If the commonplace maxim that a liberal is better than a member of the Black Hundreds is all that Struve, Izgoyev and Co. accept in the way of Marxism, the dialectics of the class struggle is a sealed book both to the liberal as well as to Martov.

To sum up: precisely in order that power in Russia may actually "pass" from the hands of the landowners into the hands of the bourgeoisie, democracy in general, and the workers in particular, must not be deceived and enfeebled by the false slogan of "wresting the Duma from the hands of the reactionaries". The practical task that faces us at the elections is by no means to "dislodge reaction from its positions in the Duma", but to strengthen the forces of democracy in general and of working-class democracy in particular. This task may sometimes clash with the "task" of increasing the number of liberals, but five additional democrats are more important to us, and more useful to the proletariat, than fifty additional liberals.

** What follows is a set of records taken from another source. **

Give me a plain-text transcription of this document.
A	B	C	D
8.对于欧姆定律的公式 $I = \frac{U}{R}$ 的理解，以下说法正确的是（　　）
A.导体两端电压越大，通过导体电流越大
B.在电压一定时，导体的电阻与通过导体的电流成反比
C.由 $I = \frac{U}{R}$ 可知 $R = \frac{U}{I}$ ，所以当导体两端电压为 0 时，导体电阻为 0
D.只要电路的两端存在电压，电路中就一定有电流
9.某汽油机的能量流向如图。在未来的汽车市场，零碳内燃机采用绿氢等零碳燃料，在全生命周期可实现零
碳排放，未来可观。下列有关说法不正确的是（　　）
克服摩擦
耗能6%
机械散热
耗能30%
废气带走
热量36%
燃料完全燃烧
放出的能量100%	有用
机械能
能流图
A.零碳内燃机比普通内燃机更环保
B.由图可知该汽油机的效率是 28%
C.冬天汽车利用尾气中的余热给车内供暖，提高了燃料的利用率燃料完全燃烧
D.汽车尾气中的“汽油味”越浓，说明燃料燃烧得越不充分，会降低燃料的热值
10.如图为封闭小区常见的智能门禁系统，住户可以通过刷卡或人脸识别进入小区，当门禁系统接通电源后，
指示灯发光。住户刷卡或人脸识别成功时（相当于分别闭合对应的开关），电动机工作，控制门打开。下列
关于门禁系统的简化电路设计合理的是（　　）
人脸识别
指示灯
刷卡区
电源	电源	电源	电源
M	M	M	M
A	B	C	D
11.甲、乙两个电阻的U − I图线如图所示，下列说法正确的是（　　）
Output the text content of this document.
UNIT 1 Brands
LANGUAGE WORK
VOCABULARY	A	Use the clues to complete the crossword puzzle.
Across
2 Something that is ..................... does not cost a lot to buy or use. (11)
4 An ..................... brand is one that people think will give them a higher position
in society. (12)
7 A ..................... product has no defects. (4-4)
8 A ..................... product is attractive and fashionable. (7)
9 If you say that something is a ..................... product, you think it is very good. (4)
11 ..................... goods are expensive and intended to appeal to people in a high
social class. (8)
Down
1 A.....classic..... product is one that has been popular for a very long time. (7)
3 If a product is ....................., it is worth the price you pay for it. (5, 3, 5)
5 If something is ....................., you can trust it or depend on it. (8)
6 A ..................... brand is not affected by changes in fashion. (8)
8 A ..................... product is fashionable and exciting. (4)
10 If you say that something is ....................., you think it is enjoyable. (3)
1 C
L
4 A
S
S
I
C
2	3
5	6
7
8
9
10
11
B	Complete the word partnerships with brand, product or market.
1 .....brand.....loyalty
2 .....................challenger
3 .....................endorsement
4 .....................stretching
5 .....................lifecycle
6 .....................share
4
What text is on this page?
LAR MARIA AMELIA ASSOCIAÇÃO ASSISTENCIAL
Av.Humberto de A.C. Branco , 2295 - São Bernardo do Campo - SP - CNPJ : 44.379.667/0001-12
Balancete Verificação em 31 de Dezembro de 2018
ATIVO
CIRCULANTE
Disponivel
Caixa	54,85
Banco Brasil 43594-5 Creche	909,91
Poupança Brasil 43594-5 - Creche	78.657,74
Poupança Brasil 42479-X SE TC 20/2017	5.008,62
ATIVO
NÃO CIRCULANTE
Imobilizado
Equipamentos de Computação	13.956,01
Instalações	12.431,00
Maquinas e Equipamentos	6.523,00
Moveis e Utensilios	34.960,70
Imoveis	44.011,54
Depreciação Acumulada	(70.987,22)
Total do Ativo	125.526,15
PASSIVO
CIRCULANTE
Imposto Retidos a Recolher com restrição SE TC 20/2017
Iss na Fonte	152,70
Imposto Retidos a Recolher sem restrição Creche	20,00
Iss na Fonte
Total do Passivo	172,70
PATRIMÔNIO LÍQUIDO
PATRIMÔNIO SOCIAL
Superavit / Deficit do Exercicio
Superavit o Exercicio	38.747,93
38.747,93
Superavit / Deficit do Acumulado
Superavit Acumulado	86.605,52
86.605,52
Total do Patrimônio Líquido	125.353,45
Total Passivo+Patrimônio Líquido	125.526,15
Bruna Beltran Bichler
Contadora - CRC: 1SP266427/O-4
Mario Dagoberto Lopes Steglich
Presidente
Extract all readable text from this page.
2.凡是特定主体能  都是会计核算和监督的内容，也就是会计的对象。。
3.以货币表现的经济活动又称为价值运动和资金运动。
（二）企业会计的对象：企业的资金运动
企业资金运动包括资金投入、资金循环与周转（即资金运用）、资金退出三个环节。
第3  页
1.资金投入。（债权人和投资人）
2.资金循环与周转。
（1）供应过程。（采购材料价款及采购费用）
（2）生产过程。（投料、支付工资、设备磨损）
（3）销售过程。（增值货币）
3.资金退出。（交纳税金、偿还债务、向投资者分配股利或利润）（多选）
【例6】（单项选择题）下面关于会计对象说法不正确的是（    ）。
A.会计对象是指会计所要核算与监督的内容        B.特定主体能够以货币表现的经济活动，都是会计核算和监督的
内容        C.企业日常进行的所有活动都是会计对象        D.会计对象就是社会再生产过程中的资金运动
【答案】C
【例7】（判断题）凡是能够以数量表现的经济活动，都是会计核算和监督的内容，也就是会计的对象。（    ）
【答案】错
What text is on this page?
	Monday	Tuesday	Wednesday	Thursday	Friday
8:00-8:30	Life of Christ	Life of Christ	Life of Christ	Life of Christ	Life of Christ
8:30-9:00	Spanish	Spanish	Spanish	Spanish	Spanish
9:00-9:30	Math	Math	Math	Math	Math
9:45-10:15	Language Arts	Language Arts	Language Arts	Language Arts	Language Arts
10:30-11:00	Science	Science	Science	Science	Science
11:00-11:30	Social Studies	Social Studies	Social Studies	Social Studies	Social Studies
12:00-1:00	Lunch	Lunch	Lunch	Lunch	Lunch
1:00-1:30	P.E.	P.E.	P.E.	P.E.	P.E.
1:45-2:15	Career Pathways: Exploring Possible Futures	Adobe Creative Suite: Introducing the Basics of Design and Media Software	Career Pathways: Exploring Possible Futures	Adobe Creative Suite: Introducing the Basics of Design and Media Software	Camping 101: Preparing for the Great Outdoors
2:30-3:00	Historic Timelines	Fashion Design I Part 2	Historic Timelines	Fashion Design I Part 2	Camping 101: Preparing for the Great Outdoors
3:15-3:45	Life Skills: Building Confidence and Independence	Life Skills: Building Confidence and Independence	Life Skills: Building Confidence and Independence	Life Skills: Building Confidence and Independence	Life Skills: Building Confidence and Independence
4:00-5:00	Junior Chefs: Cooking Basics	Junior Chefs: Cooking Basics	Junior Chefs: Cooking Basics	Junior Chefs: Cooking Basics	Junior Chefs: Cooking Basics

Hence the following conclusion which Martov refuses to draw, even though he does pretend to agree that the Cadets are not democrats, but liberals: (1) in the five big cities[2], in the event of a second ballot, agreements are permissible only with the democrats against the liberals; (2) at all the ballots and in all the agreements at the second stage, precedence should be given to agreements with the democrats against the liberals, and only subsequently may agreements be concluded with the liberals against the Rights.



Notes

[1] Zhivoye Dyelo (Vital Cause)—the weekly legal newspaper of the Menshevik-liquidators, published in St. Petersburg from January 20 (February 2) to April 28 (May 11), 1912. Sixteen issues appeared.

[2] The five big cities where, according to the electoral law, there were direct elections with second ballots were St. Petersburg, Moscow, Riga, Kiev and Odessa.

Published: Zvezda, No. 11 (47), February 19, 1912. Signed: F. L-ko.
Published according to the Zvezda text.